The backfill machine for null database columns.
This gem maybe handly for no-downtime
deployment especially when you need to fill columns for table with huge amount for records without locking the table.
Typical no-downtime and non-locking cycle
- add migration that adds new column (null: true)
- deploy and run migration task
- deploy code that starts filling new column in corresponding flows
- add backfill task
- deploy and run backfill task
- [optional] add migration that invokes backfill task asn so keep all environments consistent (except production environment because we already backfilled data)
- add migration that disallow null values (null: false)
- deploy code that starts using new column
Concept
The idea is to prepare all data in selection method on database server and fetch it data using CURSOR feature and then build simple UPDATE queries. With this way we minimize db server resources usage and we lock only one record (atomic update). We use two connections to database:
- master - to creates cursor in transaction and fetch data in batches.
- worker - to execute small atomic update queries (no wrapper transaction)

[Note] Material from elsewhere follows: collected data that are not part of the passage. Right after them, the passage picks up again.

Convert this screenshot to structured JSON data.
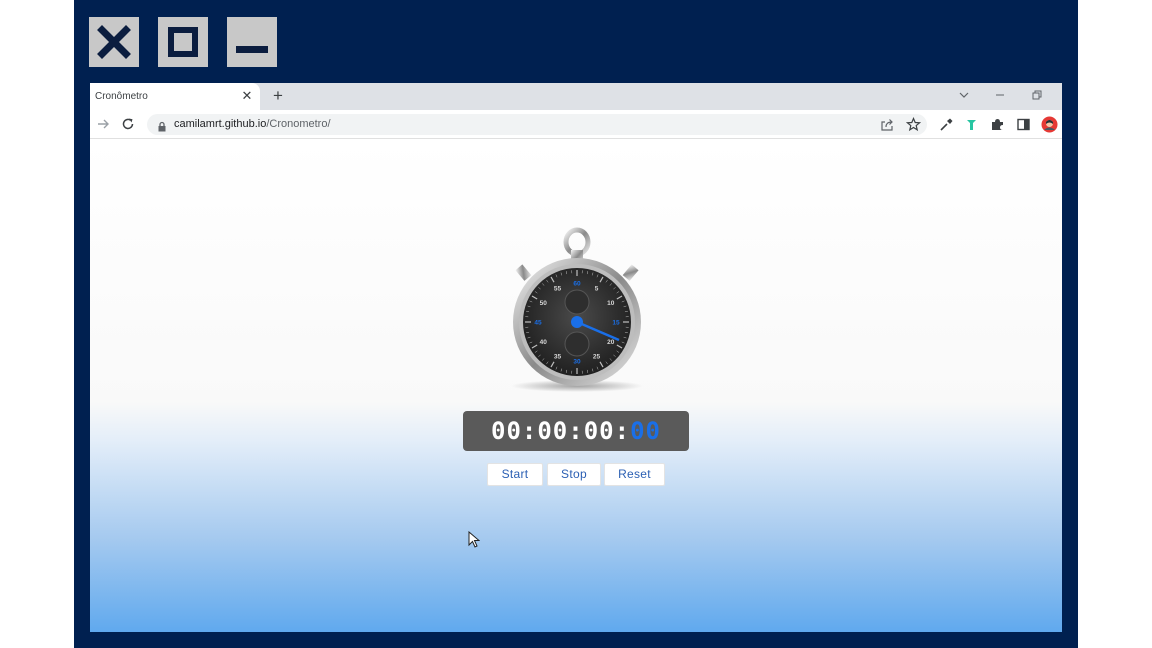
{
  "browser": {
    "tab_title": "Cronômetro",
    "tab_close": "✕",
    "new_tab": "+",
    "url_host": "camilamrt.github.io",
    "url_path": "/Cronometro/"
  },
  "stopwatch": {
    "hours": "00",
    "minutes": "00",
    "seconds": "00",
    "centiseconds": "00",
    "separator": ":",
    "dial_numbers": [
      "60",
      "5",
      "10",
      "15",
      "20",
      "25",
      "30",
      "35",
      "40",
      "45",
      "50",
      "55"
    ],
    "accent_color": "#1a6fe8"
  },
  "controls": {
    "start_label": "Start",
    "stop_label": "Stop",
    "reset_label": "Reset"
  },
  "icons": [
    "window-close-icon",
    "window-maximize-icon",
    "window-minimize-icon",
    "back-icon",
    "forward-icon",
    "reload-icon",
    "lock-icon",
    "share-icon",
    "bookmark-star-icon",
    "eyedropper-icon",
    "extension-icon",
    "puzzle-icon",
    "side-panel-icon",
    "profile-avatar-icon",
    "cursor-icon"
  ]
}
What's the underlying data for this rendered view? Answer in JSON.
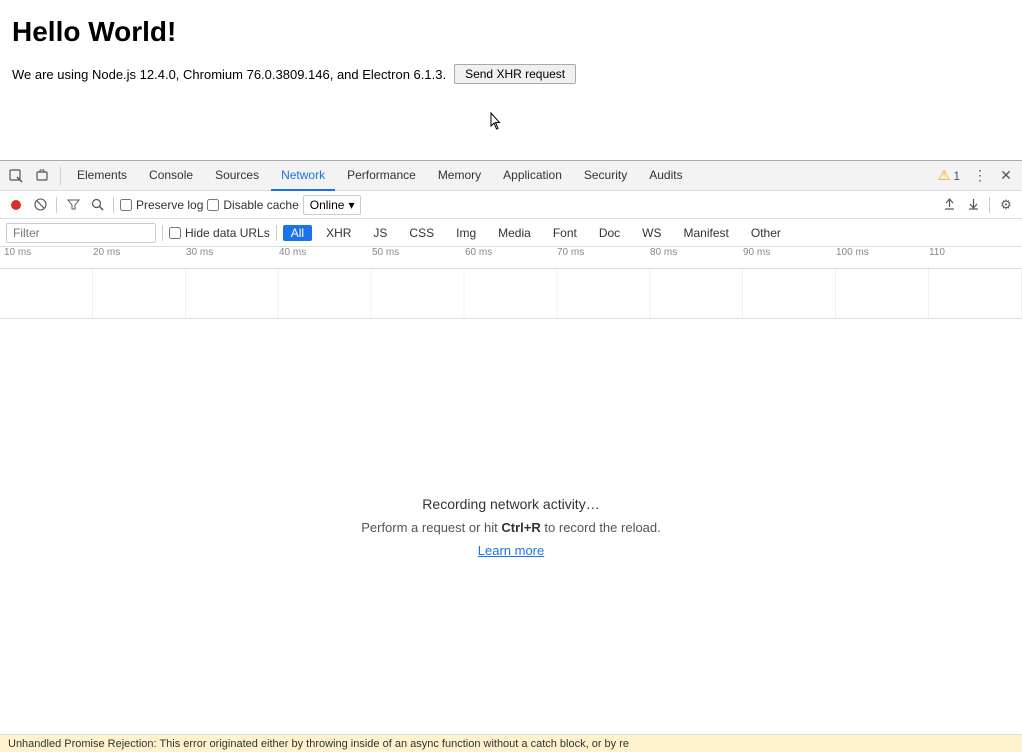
{
  "page": {
    "title": "Hello World!",
    "subtitle_text": "We are using Node.js 12.4.0, Chromium 76.0.3809.146, and Electron 6.1.3.",
    "send_xhr_label": "Send XHR request"
  },
  "devtools": {
    "tabs": [
      {
        "label": "Elements",
        "active": false
      },
      {
        "label": "Console",
        "active": false
      },
      {
        "label": "Sources",
        "active": false
      },
      {
        "label": "Network",
        "active": true
      },
      {
        "label": "Performance",
        "active": false
      },
      {
        "label": "Memory",
        "active": false
      },
      {
        "label": "Application",
        "active": false
      },
      {
        "label": "Security",
        "active": false
      },
      {
        "label": "Audits",
        "active": false
      }
    ],
    "warning_count": "1",
    "toolbar": {
      "preserve_log_label": "Preserve log",
      "disable_cache_label": "Disable cache",
      "online_label": "Online"
    },
    "filter_bar": {
      "placeholder": "Filter",
      "hide_data_urls_label": "Hide data URLs",
      "types": [
        "All",
        "XHR",
        "JS",
        "CSS",
        "Img",
        "Media",
        "Font",
        "Doc",
        "WS",
        "Manifest",
        "Other"
      ]
    },
    "timeline": {
      "ticks": [
        "10 ms",
        "20 ms",
        "30 ms",
        "40 ms",
        "50 ms",
        "60 ms",
        "70 ms",
        "80 ms",
        "90 ms",
        "100 ms",
        "110"
      ]
    },
    "network_empty": {
      "recording_text": "Recording network activity…",
      "perform_text_1": "Perform a request or hit",
      "keyboard_shortcut": "Ctrl+R",
      "perform_text_2": "to record the reload.",
      "learn_more_label": "Learn more"
    }
  },
  "bottom_bar": {
    "text": "Unhandled Promise Rejection: This error originated either by throwing inside of an async function without a catch block, or by re"
  },
  "icons": {
    "inspect": "⬚",
    "device": "▭",
    "record_stop": "●",
    "clear": "🚫",
    "filter": "⊘",
    "search": "🔍",
    "upload": "↑",
    "download": "↓",
    "settings": "⚙",
    "close": "✕",
    "more": "⋮",
    "warning": "⚠",
    "chevron_down": "▾"
  }
}
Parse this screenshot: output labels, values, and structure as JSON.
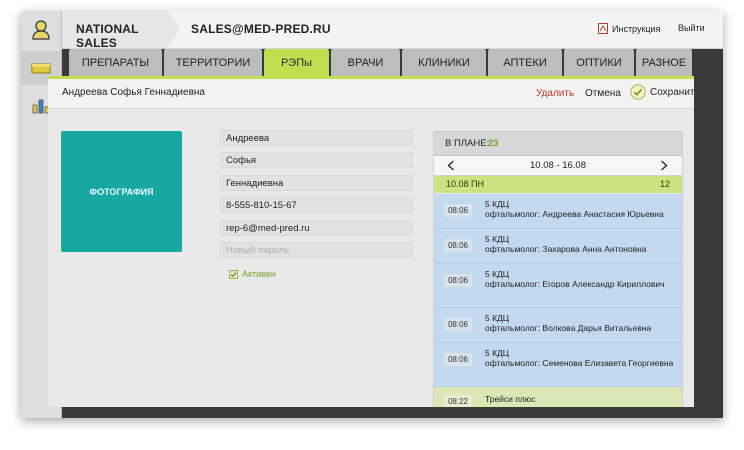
{
  "topbar": {
    "section": "NATIONAL SALES",
    "email": "SALES@MED-PRED.RU",
    "help_label": "Инструкция",
    "logout_label": "Выйти"
  },
  "tabs": [
    "ПРЕПАРАТЫ",
    "ТЕРРИТОРИИ",
    "РЭПы",
    "ВРАЧИ",
    "КЛИНИКИ",
    "АПТЕКИ",
    "ОПТИКИ",
    "РАЗНОЕ"
  ],
  "active_tab": "РЭПы",
  "record": {
    "full_name": "Андреева Софья Геннадиевна",
    "delete_label": "Удалить",
    "cancel_label": "Отмена",
    "save_label": "Сохранить",
    "photo_label": "ФОТОГРАФИЯ",
    "fields": {
      "last_name": "Андреева",
      "first_name": "Софья",
      "middle_name": "Геннадиевна",
      "phone": "8-555-810-15-67",
      "email": "rep-6@med-pred.ru",
      "password_placeholder": "Новый пароль"
    },
    "active_label": "Активен",
    "active_checked": true
  },
  "plan": {
    "label": "В ПЛАНЕ:",
    "count": "23",
    "week": "10.08 - 16.08",
    "day_label": "10.08 ПН",
    "day_count": "12",
    "appointments": [
      {
        "time": "08:06",
        "title": "5 КДЦ",
        "detail": "офтальмолог: Андреева Анастасия Юрьевна"
      },
      {
        "time": "08:06",
        "title": "5 КДЦ",
        "detail": "офтальмолог: Захарова Анна Антоновна"
      },
      {
        "time": "08:06",
        "title": "5 КДЦ",
        "detail": "офтальмолог: Егоров Александр Кириллович"
      },
      {
        "time": "08:06",
        "title": "5 КДЦ",
        "detail": "офтальмолог: Волкова Дарья Витальевна"
      },
      {
        "time": "08:06",
        "title": "5 КДЦ",
        "detail": "офтальмолог: Семенова Елизавета Георгиевна"
      },
      {
        "time": "08:22",
        "title": "Трейси плюс",
        "detail": ""
      }
    ]
  },
  "colors": {
    "accent_green": "#c2dd4f",
    "photo_teal": "#17a8a2",
    "delete_red": "#c0392b",
    "appointment_blue": "#c3d9ef"
  },
  "icons": {
    "rail": [
      "user-icon",
      "drawer-icon",
      "bar-chart-icon"
    ],
    "help": "pdf-icon",
    "save": "check-icon",
    "prev": "chevron-left-icon",
    "next": "chevron-right-icon"
  }
}
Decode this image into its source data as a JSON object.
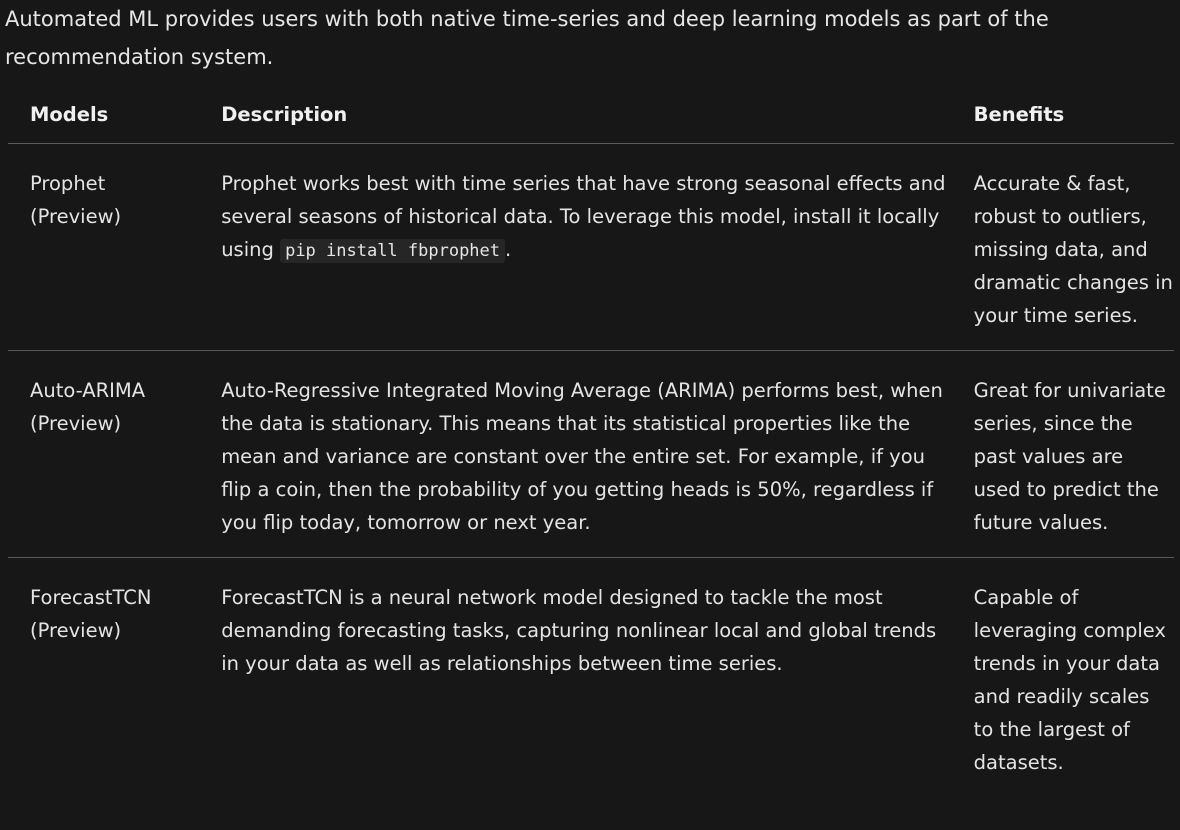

Even if backfill process crashes you may resolve issue and run it again to process remaining amount of data.
Connection adapters
Curently it support next ActiveRecord connection adapters:
- PostgreSQL
Installation
Add this line to your application's Gemfile:
gem 'backfiller'
And then execute:
$ bundle
Or install it yourself as:
$ gem install backfiller
Usage
Assume we want to backfill profiles.name
column from users.first_name
, users.last_name
columns.
Create backfill task into db/backfill/profile_name.rb
and defined required methods:
Single worker execution query
class Backfill::ProfileName
def select_sql
<<~SQL
SELECT
profile.id AS profile_id,
CONCAT(users.first_name, ' ', users.last_name) AS profile_name
FROM profiles
INNER JOIN users ON
users.id = profiles.user_id
WHERE
profiles.name IS NULL
SQL
end
def execute_sql(connection, row)
<<~SQL
UPDATE profiles SET
name = #{connection.quote(row['profile_name'])}
WHERE
id = #{connection.quote(row['profile_id'])}
SQL
end
end
Multiple worker execution queries
class Backfill::ProfileName
def select_sql
<<~SQL
SELECT
profile.id AS profile_id,
CONCAT(users.first_name, ' ', users.last_name) AS profile_name
FROM profiles
INNER JOIN users ON
users.id = profiles.user_id
WHERE
profiles.name IS NULL
SQL
end
def execute_sql(connection, row)
[
'BEGIN',
<<~SQL,
UPDATE profiles SET
name = #{connection.quote(row['profile_name'])}
WHERE
id = #{connection.quote(row['profile_id'])} AND
(SELECT pg_try_advisory_xact_lock(12345678)') = TRUE
SQL
'COMMIT'
]
end
end
Custom row processing
class Backfill::ProfileName
def select_sql
<<~SQL
SELECT
profile.id AS profile_id,
CONCAT(users.first_name, ' ', users.last_name) AS profile_name
FROM profiles
INNER JOIN users ON
users.id = profiles.user_id
WHERE
profiles.name IS NULL
SQL
end
def process_row(connection, row)
connection.execute 'BEGIN'
if connection.select_value 'SELECT pg_try_advisory_xact_lock(12345678)'
connection.execute <<~SQL
INSERT INTO contacts(
full_name
)
VALUES(
#{connection.quote(row['profile_name'])},
)
SQL
end
connection.execute 'COMMIT'
end
end
And then just run rake task:
$ rails db:backfill[profile_name]
Configuration
For Rails application backfiller is initialized with next options
- task_directory:
RAILS_ROOT/db/backfill
- task_namespace:
Backfill
- batch_size:
1_000
- cursor_threshold:
nil
- connection_pool:
ApplicationRecord.connection_pool
- logger:
ApplicationRecord.logger
You may change it globally via config/initializers/backfiller.rb
:
Backfiller.configure do |config|
config.foo = bar
end
Or specify some options in certain backfill task
class Backfill::Foo
def batch_size
100
end
def cursor_threshold
100_000
end
end